On Saturday I wrote about my deep concerns with the president’s choice to not name the particular evils of white nationalism, neo-Nazism, and the alt-right movement. Two days later, he did that. I’ve spent 24 hours reflecting on all of this, sincerely eager to root out my own biases and see the good in Trump’s decision and his words. And the words are good; refusing to acknowledge that would be, for me, obstinate cynicism. Despite my strong reservations about Trump’s character and leadership, I am daily praying for him, hoping for wisdom, goodness, and mercy. So I’m sincerely thankful for something other than a continuation of the void that stretched from Saturday to Monday morning.

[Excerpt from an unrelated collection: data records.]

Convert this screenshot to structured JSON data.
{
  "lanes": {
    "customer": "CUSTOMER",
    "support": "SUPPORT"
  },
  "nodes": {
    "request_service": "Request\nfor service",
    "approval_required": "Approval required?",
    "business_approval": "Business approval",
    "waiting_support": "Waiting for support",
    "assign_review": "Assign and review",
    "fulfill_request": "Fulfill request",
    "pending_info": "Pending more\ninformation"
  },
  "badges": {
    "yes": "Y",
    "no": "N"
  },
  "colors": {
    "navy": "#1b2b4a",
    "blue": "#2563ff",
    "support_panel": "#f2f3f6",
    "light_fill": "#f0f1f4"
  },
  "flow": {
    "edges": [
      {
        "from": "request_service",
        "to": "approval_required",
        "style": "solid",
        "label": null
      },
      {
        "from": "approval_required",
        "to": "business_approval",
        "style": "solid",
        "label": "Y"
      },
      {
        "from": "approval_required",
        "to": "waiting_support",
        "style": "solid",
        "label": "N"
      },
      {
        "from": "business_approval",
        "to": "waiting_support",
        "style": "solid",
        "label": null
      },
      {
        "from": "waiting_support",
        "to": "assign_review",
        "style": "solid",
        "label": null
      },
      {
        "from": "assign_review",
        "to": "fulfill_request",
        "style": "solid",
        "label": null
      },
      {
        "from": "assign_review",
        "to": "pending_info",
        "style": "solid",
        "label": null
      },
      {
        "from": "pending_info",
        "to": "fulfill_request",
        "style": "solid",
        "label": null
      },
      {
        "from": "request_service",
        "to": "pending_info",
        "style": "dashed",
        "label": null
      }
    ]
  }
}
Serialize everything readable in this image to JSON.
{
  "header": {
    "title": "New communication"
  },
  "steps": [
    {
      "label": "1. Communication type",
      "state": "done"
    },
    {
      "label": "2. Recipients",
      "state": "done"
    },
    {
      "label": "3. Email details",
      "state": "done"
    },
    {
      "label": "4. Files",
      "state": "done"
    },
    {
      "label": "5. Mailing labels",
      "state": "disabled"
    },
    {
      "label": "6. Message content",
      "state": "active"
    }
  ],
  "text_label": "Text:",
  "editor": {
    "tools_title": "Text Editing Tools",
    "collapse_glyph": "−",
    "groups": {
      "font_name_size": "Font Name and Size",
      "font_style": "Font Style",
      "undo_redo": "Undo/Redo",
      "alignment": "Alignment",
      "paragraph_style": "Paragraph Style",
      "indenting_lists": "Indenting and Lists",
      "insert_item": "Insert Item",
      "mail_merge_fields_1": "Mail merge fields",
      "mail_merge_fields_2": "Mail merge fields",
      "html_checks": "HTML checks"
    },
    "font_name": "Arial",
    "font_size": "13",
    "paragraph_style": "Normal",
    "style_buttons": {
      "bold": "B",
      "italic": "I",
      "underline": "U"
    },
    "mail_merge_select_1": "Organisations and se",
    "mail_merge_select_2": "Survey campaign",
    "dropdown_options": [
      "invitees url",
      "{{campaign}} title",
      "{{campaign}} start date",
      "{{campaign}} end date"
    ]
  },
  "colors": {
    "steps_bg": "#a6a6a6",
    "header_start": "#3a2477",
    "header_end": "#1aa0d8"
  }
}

And yet: the void. His refusal to be specific for those two days, certainly set against a backdrop of some history I mentioned on Saturday night (and a lot I didn’t), will remain troubling for me and for many others. I won’t belabor the reasons why that mattered so much, but it did. It does. And if you still don’t think it does, I plead with you to spend some time sincerely listening to people of color explaining why it matters. There are many who are as theologically and socially conservative as you who are happy to do so. Don’t just watch CNN or FOX and let the divisions grow deeper. Have a conversation with a real person.

And, of course, since Monday morning we’ve had multiple head-shaking presidential twitter moments that torpedoed most of the patience and trust Trump surely aimed to buoy with his more specific statement. [Literally as I wrote this, Trump walked back to his Saturday language.]

Wait, don’t leave. I promise I’m not going to do a twitter play-by-play. Who has the energy for that at this point?

I mention those tweets because of what they reveal about the striking contrast between Trump’s spirit over the last 24 hours and the spirit of Heather Heyer’s father, Mark. If you haven’t already seen this short video, please pause for three minutes and watch it:

That, folks, is your leader this week.

As I said when I tweeted this video Monday evening: This is other-worldly forgiveness. I’m a father to two daughters. This isn’t natural. It’s supernatural, the power of the cross among us.

Mark Heyer is reminding me that it’s safe to love and forgive, that it’s safe not to hate.

Despite my many years of relative political ambivalence, I think it’s a shame that the President of the United States is not only not modeling that same spirit, but he’s undermining his own words about hate and unity. The difference between what the two men have lost since Saturday is unquantifiable, yet one is angrily focused on his own mistreatment while the other is courageously modeling redeemed humanity.

As Mark Heyer points to the self-sacrificing Jesus of the cross and forgives the white supremacist who murdered his daughter, the president tweets about how he is being picked on by his “truly bad” enemies and then shares with the country a picture of a train emblazoned TRUMP running over a reporter two days after Heather was run over by a car. I mean, good grief, man.

So here’s my confession: it makes me kind of want to hate Trump. Just a little, but it’s there.

See, that’s our cycle. That’s my cycle. Even when it’s love or tolerance or grace we say we value, all it takes is a little hate to make us want to hate. Maybe all it takes is a little them…a little of the other who isn’t like me, who I don’t like, who I don’t understand.

But here is Mark Heyer, undone by the murder of his child yet unmoved by the hate that killed her. Here he is, an old man in a food pantry t-shirt on his front lawn, acting like the leader of the free world.

People need to stop hatin’, and they need to forgive each other. And I include myself in that in forgiving the guy that did this. He don’t know no better. I just think of what the Lord said on the cross, ‘Lord, forgive ’em. They don’t know what they’re doin’.

Thank you, Mr. Heyer, for reminding me that as I labor to oppose evil in the world and call the the Church to purity in her allegiance to Jesus, my first audience is me.